3. La diffusion de la gentrification : résultats et questions de recherche

3.1 Les deux âges de la gentrification

Les travaux que nous avons présentés plus haut (1.2.2) reposent sur des enquêtes réalisées entre 1977 et 1984. A cette période, le mouvement de « retour en ville » est tout à fait marginal : entre 1975 et 1982, Paris perd 5,4 % de ses habitants, Lyon 9,5 %, et de façon générale les communes de plus de 200 000 habitants voient leur population diminuer en moyenne de plus de 5% en sept ans (Bidou, 1984, p. 193). La croissance démographique est en revanche maximale dans les communes « rurales périphériques » et le mouvement de périurbanisation entamé dans les années 1960 bat son plein : les flux de migrants des villes-centres vers le périurbain doublent entre la période 1962-1968 et la période 1968-1975, et doublent à nouveau entre la période 1968-1975 et la période 1975-1982 (Le Jeannic, 1997). Ces flux sont nourris par les dispositifs d’encouragement à la propriété qui favorisent les acquisitions de logements neufs et de maisons individuelles. Francis Beaucire note que les classes moyennes et supérieures (cadres supérieurs et professions libérales, professions intermédiaires) sont surreprésentées dans ces vagues d’immigrants en couronne périurbaine (Beaucire, 1992).
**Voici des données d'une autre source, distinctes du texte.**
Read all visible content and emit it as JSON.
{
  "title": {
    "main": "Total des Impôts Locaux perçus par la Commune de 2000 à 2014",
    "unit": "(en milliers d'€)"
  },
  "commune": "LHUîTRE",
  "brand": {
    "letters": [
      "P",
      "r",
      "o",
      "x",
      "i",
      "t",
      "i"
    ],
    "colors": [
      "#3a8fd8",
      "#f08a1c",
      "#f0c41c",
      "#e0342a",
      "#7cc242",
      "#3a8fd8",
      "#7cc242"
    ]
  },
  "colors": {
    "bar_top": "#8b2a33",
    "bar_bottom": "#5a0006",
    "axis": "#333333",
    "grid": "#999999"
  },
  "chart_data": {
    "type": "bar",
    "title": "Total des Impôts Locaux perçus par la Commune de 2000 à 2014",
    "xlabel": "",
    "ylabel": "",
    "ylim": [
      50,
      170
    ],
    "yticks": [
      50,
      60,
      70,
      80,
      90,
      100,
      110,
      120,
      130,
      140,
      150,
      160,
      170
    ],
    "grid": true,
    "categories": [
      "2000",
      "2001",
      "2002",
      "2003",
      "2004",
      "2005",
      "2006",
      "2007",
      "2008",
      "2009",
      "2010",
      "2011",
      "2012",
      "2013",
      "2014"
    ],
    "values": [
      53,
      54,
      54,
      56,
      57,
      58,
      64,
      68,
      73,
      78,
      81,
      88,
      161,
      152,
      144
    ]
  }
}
L’essentiel de l’enquête que Catherine Bidou mène sur les nouvelles classes moyennes se situe d’ailleurs dans des villages périurbains proches de Montpellier et de Rennes. A l’inverse, les quartiers anciens de centre ville sont encore peu confortables ; ils commencent juste à faire l’objet de politiques de réhabilitation et de mise en valeur84 : le dispositif des OPAH naît à la fin de la période, en 1977. Les jeunes ménages rencontrés à Aligre, Daguerre et Croix-Rousse se dirigent donc vers les centres anciens de Lyon et de Paris à contre-courant des tendances de fond du peuplement et de la valorisation des espaces. Il en va tout autrement vingt ans plus tard.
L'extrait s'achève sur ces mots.